Last In, First Out

Indep Hall

The first two amendments in the Bill of Rights get more air time in Congress and more coverage in the press than just about any other part of U.S. Constitution.  Every Representative, Senator, President, and Supreme Court Justice will have to weigh in on these two amendments at some point in their political career.  However, the last two amendments in the Bill of Rights, the Ninth and Tenth Amendments are just as important to our individual freedom, liberty, and independence… …as the first two, even though your rarely hear them mentioned in the press or by politicians.  It seems that when it comes to the Bill of Rights and our political leadership, the last in really are the first ones out, to paraphrase a common hiring adage.

wrong bear arms

wrong bear arms

I think it would be fair to say that most Americans have at least a passing familiarity with the First and Second Amendments to the Constitution.  It’s nearly impossible these days to turn on the news and not see at least one story that’s centered on the hotly contested Second Amendment right to bear arms or a First Amendment freedom.  However, even individuals who consider themselves plugged in and turned on to issues of government and politics don’t often find our conversations turning to the 9th and 10th Amendments. Truth be told, I didn’t really understand just how critical these last two Amendments in the Bill of Rights are to our national character and the protection of individual rights and freedoms myself until about ten years ago when I really began to read and study the Constitution and its history.
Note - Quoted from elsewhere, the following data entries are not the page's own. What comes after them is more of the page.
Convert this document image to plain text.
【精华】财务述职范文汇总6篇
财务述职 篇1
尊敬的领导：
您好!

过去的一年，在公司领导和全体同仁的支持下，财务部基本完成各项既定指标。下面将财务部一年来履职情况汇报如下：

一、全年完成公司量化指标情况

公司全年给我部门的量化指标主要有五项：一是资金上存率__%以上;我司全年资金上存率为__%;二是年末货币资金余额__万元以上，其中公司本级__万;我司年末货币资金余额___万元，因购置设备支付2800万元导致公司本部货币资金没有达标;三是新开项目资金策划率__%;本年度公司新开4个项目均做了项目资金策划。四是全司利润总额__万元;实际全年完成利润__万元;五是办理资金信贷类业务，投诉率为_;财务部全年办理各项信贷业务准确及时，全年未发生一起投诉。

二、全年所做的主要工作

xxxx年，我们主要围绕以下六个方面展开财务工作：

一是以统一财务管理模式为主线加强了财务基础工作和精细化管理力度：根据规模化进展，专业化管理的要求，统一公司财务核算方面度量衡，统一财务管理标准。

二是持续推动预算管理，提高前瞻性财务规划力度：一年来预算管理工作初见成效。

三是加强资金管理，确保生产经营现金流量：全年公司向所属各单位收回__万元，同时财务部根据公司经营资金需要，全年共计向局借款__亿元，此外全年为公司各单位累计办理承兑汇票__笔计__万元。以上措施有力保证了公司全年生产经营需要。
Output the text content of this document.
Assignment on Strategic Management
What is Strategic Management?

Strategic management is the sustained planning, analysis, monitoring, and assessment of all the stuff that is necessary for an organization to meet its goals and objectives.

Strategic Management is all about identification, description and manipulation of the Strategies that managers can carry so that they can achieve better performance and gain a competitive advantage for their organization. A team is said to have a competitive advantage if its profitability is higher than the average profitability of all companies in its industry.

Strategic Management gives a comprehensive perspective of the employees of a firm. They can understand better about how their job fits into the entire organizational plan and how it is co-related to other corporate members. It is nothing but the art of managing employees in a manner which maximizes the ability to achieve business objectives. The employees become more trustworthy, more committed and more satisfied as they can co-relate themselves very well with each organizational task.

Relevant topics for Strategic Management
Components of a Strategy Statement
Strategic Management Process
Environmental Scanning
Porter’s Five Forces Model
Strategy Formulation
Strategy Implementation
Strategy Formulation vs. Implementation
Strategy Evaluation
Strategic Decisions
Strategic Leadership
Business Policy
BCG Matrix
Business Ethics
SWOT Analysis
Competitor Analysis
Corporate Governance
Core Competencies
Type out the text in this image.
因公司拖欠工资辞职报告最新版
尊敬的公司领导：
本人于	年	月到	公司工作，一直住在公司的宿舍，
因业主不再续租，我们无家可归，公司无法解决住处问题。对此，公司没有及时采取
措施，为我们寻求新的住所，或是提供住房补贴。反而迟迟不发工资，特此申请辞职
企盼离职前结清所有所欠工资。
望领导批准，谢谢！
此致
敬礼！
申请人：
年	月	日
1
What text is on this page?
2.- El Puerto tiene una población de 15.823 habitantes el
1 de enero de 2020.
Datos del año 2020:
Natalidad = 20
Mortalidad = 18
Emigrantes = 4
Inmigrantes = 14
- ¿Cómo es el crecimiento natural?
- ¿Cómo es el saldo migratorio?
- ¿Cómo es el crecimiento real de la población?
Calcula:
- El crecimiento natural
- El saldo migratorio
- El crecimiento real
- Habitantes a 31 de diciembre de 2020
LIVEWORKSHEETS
Over the past few years, as questions of government growth, over reach, abuse, and usurpation occur more and more often I have come to see these two amendments as at least equally important if not more so than the fir more familiar and more comfortable First and Second Amendments.  I think I understand now why most people in government will go to just about any lengths not to discuss them, and why that is very bad news for We the People.

The Tenth Amendment to the United States Constitution reads:  “The powers not delegated to the United States by the Constitution, nor prohibited by it to the States, are reserved to the States respectively, or to the people.”

This Amendment sets up what should be a very simple litmus test by which to evaluate the powers exercised by the Federal Government.  According to this amendment, there are only two questions that you have to ask to find out if a power being exercised or legislated by the federal government is Constitutional or not:  “Is the power delegated to the United States?” and “Is the power forbidden to the States?”

The first question is very simple and straight forward.  If the power in question is actually mentioned in the Constitution as delegated either to Congress, the President, or the Supreme Court, then it is agreed that the federal government has full legal authorization to use that power.  If, however, it is not mentioned specifically, then the government can’t exercise that power until it is.  This simple principle is why it took a constitutional amendment (18th) to bring about prohibition and make the manufacture, sale, and transport of alcohol a federal offense.  Up until the ratification of that amendment, the federal government simply did not have a legitimate authority to declare a product like alcohol illegal.  It’s worth noting that barely fifty years later, a simple act of legislation (The Controlled Substance Act) accomplished the same feat but was applied to multiple products at once.  I’ve never understood how an amendment was needed for the one, but not for the other.

If the answer to the question of delegation is no, then the federal government cannot simply decide to exercise the power at a whim.  They must first answer the second half of the amendment which asks “Is that power denied by the Constitution to the States?”  If the answer to this question is also no, then it is the responsibility of the states, and NOT the federal government to exercise the power or not as they see fit.  The powers neither specifically denied to the states nor specifically delegated to the federal government, according to this amendment are “reserved to the States respectively, or to the people.”  Those undeclared powers are the powers of the states and the people to exercise at our leisure and not the purview of the federal government.  No matter what, the federal government cannot legally exercise a power that is not specifically declared in the Constitution and have it be a legitimate legal exercise of authority.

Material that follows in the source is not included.